1987 Nissan Pickup with the 2.4L 4 cyl engine. Starts right up everytime with no smoke. But after about 20-30 seconds it starts spouting a steady stream of white smoke and sometimes blows little smoke rings. Idles high too. Initially I thought it might be a head gasket but the smell of the exhaust is gasoline, not coolant. Additionally I checked - No oil in the coolant. No coolant in the oil. It doesn't run hot. And it doesn't seem to be using any oil or coolant.I put some of that gasket sealer stuff in the oil in case it was the head gasket (figured it couldn't hurt) and it went away for about a week. Then came right back.

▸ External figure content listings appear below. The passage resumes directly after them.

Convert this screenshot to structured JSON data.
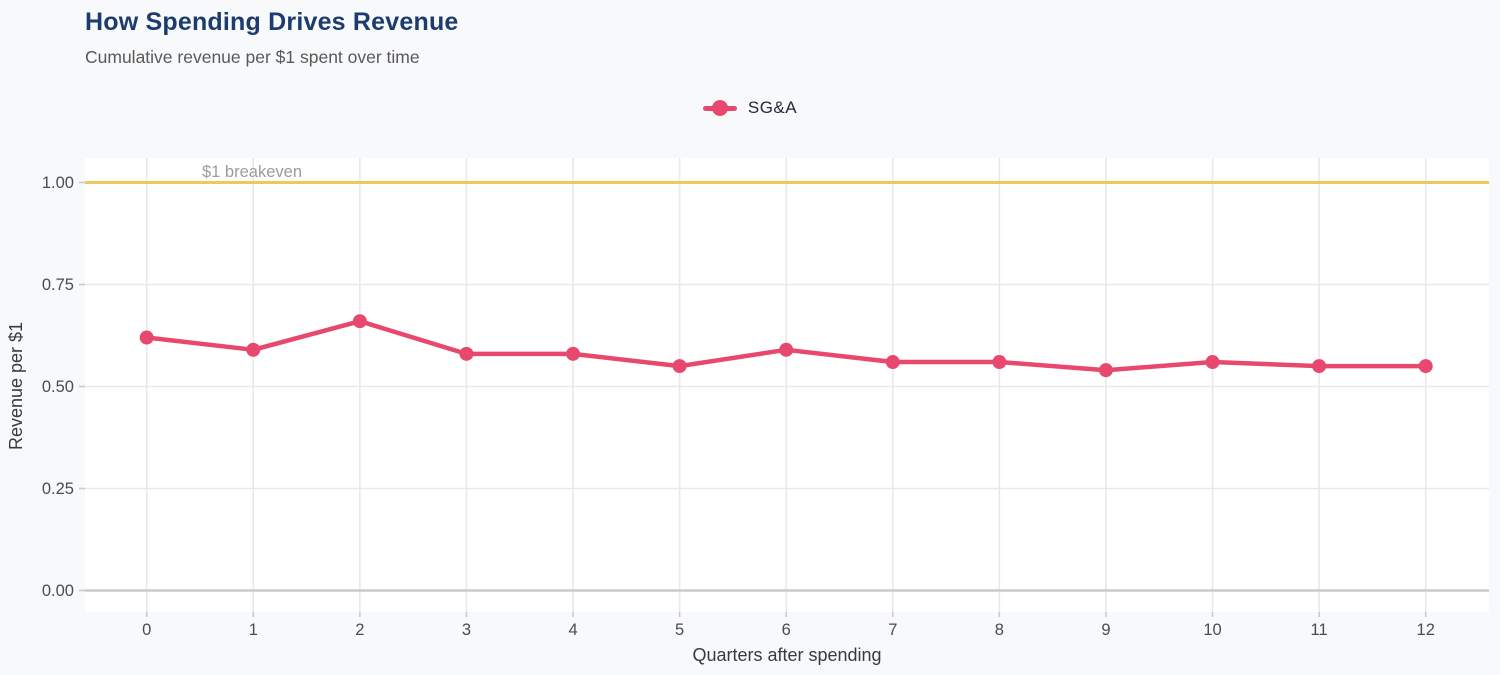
{
  "header": {
    "title": "How Spending Drives Revenue",
    "subtitle": "Cumulative revenue per $1 spent over time"
  },
  "legend": {
    "series_label": "SG&A"
  },
  "colors": {
    "series": "#e8486d",
    "breakeven_line": "#edc95c",
    "title": "#1c3c6e",
    "subtitle": "#595959",
    "axis_tick_text": "#4c4c4c",
    "axis_title_text": "#3a3a3a",
    "annotation_text": "#9b9b9b",
    "grid": "#e8e9ec",
    "zero_line": "#c9cacc",
    "plot_bg": "#ffffff",
    "page_bg": "#f8f9fb"
  },
  "chart_data": {
    "type": "line",
    "title": "How Spending Drives Revenue",
    "subtitle": "Cumulative revenue per $1 spent over time",
    "xlabel": "Quarters after spending",
    "ylabel": "Revenue per $1",
    "x": [
      0,
      1,
      2,
      3,
      4,
      5,
      6,
      7,
      8,
      9,
      10,
      11,
      12
    ],
    "xtick_labels": [
      "0",
      "1",
      "2",
      "3",
      "4",
      "5",
      "6",
      "7",
      "8",
      "9",
      "10",
      "11",
      "12"
    ],
    "series": [
      {
        "name": "SG&A",
        "values": [
          0.62,
          0.59,
          0.66,
          0.58,
          0.58,
          0.55,
          0.59,
          0.56,
          0.56,
          0.54,
          0.56,
          0.55,
          0.55
        ]
      }
    ],
    "yticks": [
      0,
      0.25,
      0.5,
      0.75,
      1
    ],
    "ytick_labels": [
      "0.00",
      "0.25",
      "0.50",
      "0.75",
      "1.00"
    ],
    "ylim": [
      -0.05,
      1.06
    ],
    "grid": true,
    "legend_position": "top-center",
    "annotation": {
      "label": "$1 breakeven",
      "y": 1.0
    }
  }
}
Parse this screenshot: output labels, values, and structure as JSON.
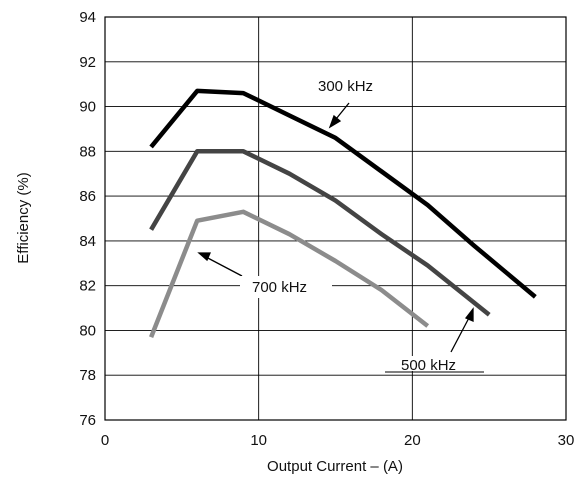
{
  "chart_data": {
    "type": "line",
    "title": "",
    "xlabel": "Output Current – (A)",
    "ylabel": "Efficiency (%)",
    "xlim": [
      0,
      30
    ],
    "ylim": [
      76,
      94
    ],
    "x_ticks": [
      0,
      10,
      20,
      30
    ],
    "y_ticks": [
      76,
      78,
      80,
      82,
      84,
      86,
      88,
      90,
      92,
      94
    ],
    "grid": "x",
    "series": [
      {
        "name": "300 kHz",
        "color": "#000000",
        "x": [
          3,
          6,
          9,
          12,
          15,
          18,
          21,
          24,
          28
        ],
        "y": [
          88.2,
          90.7,
          90.6,
          89.6,
          88.6,
          87.1,
          85.6,
          83.8,
          81.5
        ]
      },
      {
        "name": "500 kHz",
        "color": "#444444",
        "x": [
          3,
          6,
          9,
          12,
          15,
          18,
          21,
          25
        ],
        "y": [
          84.5,
          88.0,
          88.0,
          87.0,
          85.8,
          84.3,
          82.9,
          80.7
        ]
      },
      {
        "name": "700 kHz",
        "color": "#8c8c8c",
        "x": [
          3,
          6,
          9,
          12,
          15,
          18,
          21
        ],
        "y": [
          79.7,
          84.9,
          85.3,
          84.3,
          83.1,
          81.8,
          80.2
        ]
      }
    ],
    "annotations": [
      {
        "text": "300 kHz",
        "series": "300 kHz"
      },
      {
        "text": "700 kHz",
        "series": "700 kHz"
      },
      {
        "text": "500 kHz",
        "series": "500 kHz"
      }
    ]
  }
}
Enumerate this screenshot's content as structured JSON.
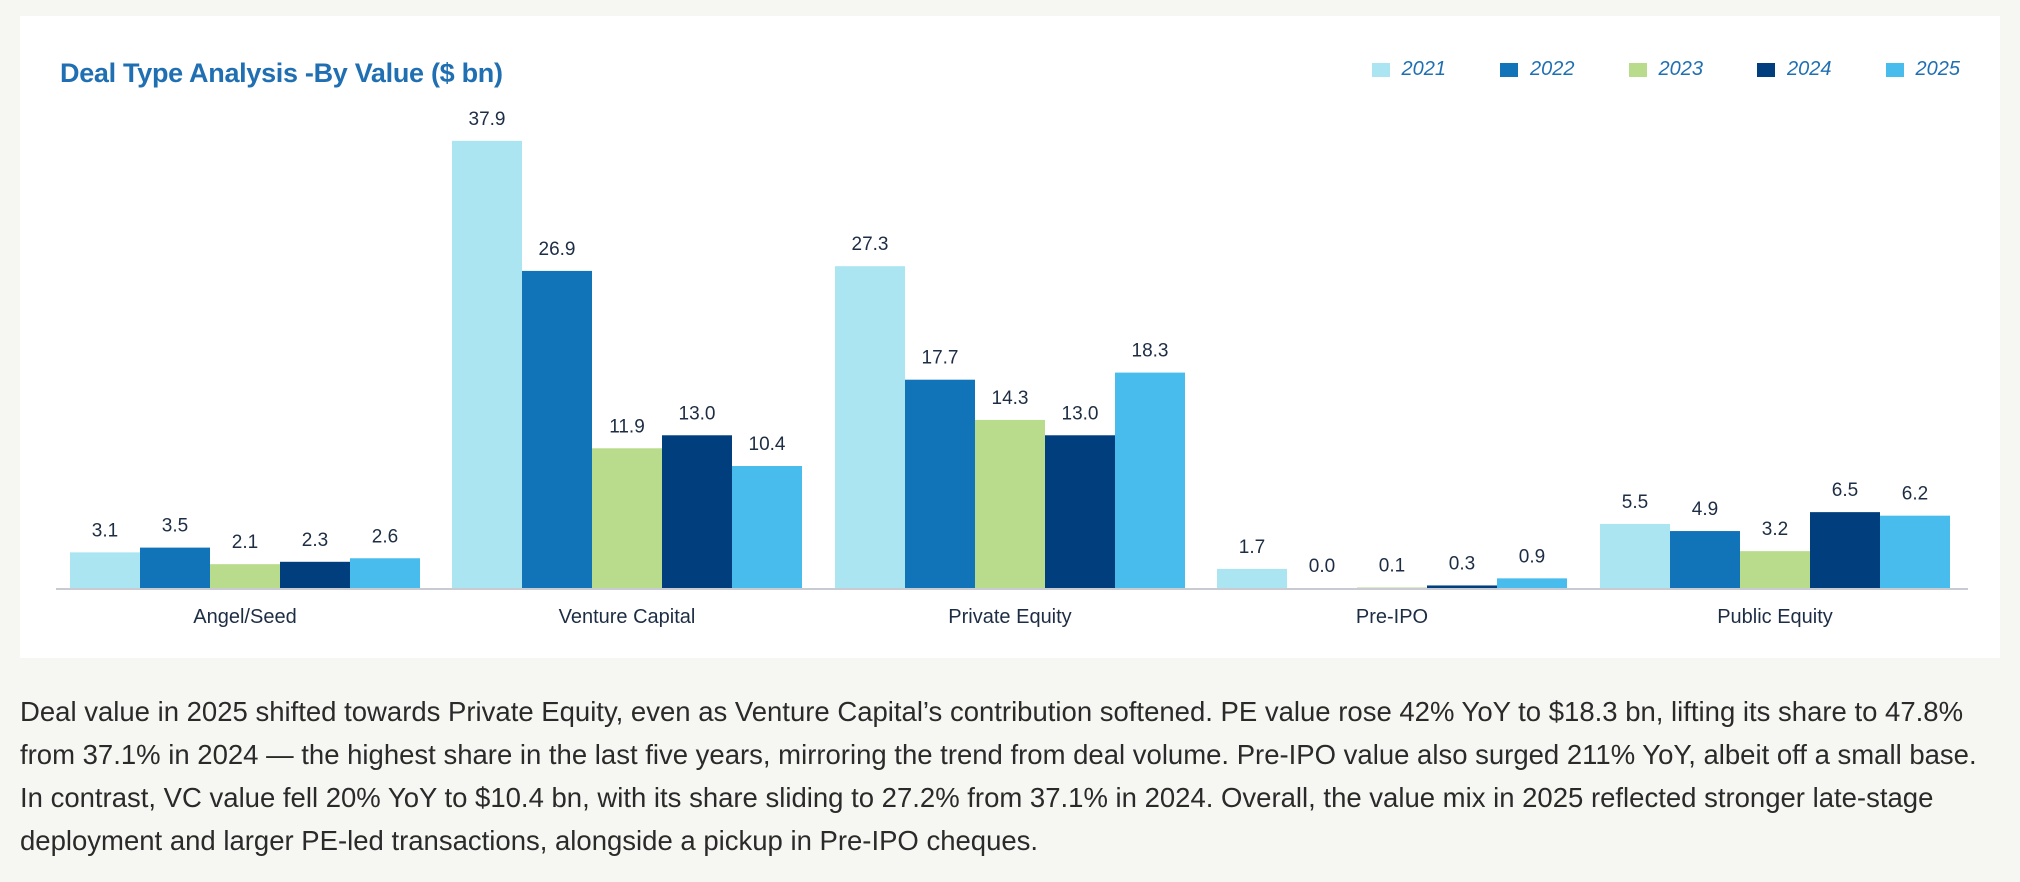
{
  "chart_data": {
    "type": "bar",
    "title": "Deal Type Analysis -By Value ($ bn)",
    "categories": [
      "Angel/Seed",
      "Venture Capital",
      "Private Equity",
      "Pre-IPO",
      "Public Equity"
    ],
    "series": [
      {
        "name": "2021",
        "color": "#abe5f2",
        "values": [
          3.1,
          37.9,
          27.3,
          1.7,
          5.5
        ],
        "labels": [
          "3.1",
          "37.9",
          "27.3",
          "1.7",
          "5.5"
        ]
      },
      {
        "name": "2022",
        "color": "#1173b8",
        "values": [
          3.5,
          26.9,
          17.7,
          0.0,
          4.9
        ],
        "labels": [
          "3.5",
          "26.9",
          "17.7",
          "0.0",
          "4.9"
        ]
      },
      {
        "name": "2023",
        "color": "#b8db8c",
        "values": [
          2.1,
          11.9,
          14.3,
          0.1,
          3.2
        ],
        "labels": [
          "2.1",
          "11.9",
          "14.3",
          "0.1",
          "3.2"
        ]
      },
      {
        "name": "2024",
        "color": "#003e7e",
        "values": [
          2.3,
          13.0,
          13.0,
          0.3,
          6.5
        ],
        "labels": [
          "2.3",
          "13.0",
          "13.0",
          "0.3",
          "6.5"
        ]
      },
      {
        "name": "2025",
        "color": "#47bced",
        "values": [
          2.6,
          10.4,
          18.3,
          0.9,
          6.2
        ],
        "labels": [
          "2.6",
          "10.4",
          "18.3",
          "0.9",
          "6.2"
        ]
      }
    ],
    "ylim": [
      0,
      40
    ],
    "xlabel": "",
    "ylabel": "",
    "legend_position": "top-right",
    "grid": false
  },
  "summary": "Deal value in 2025 shifted towards Private Equity, even as Venture Capital’s contribution softened. PE value rose 42% YoY to $18.3 bn, lifting its share to 47.8% from 37.1% in 2024 — the highest share in the last five years, mirroring the trend from deal volume. Pre-IPO value also surged 211% YoY, albeit off a small base. In contrast, VC value fell 20% YoY to $10.4 bn, with its share sliding to 27.2% from 37.1% in 2024. Overall, the value mix in 2025 reflected stronger late-stage deployment and larger PE-led transactions, alongside a pickup in Pre-IPO cheques.",
  "colors": {
    "title": "#1f6fb2",
    "axis": "#c8ccd2",
    "label_text": "#1d2d44"
  }
}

Looked it over today. While it's running I took the oil cap off and gasoline actually spritzes out of the running engine. Seems like a massive fuel/air issue. It's pretty new to me. Any ideas on where to start?


----------



## zanegrey (Dec 5, 2005)

read the codes..

sounds limke the injectors are stuck open..


----------



## gyoas759 (Mar 26, 2010)

So far the check engine light hasn't even come on. How can I tell if it's the injectors?


----------



## zanegrey (Dec 5, 2005)

there is no check engine light...

read the sticky and read the codes...


----------



## TRAVIS75 (Oct 30, 2009)

Complete shot in the dark..without reading the codes (which is best and most cost effective way to resolve problem) if it anything like my wifes 93 Suzuki Sidekick, I had to get it scanned to get accurate reading. But it ended up being the injector driver (function of the ECM) sends signal to injectors telling them how much to use, ours stuck open and was causing 2 of the injectors to spray all out. White smoke, high idle, and about 3 MPG. It was running so rich that I had gas dripping out the exhaust pipe.

Your still better off checking codes than just randomly replacing stuff till its fixed.


----------



## zanegrey (Dec 5, 2005)

nice.......


----------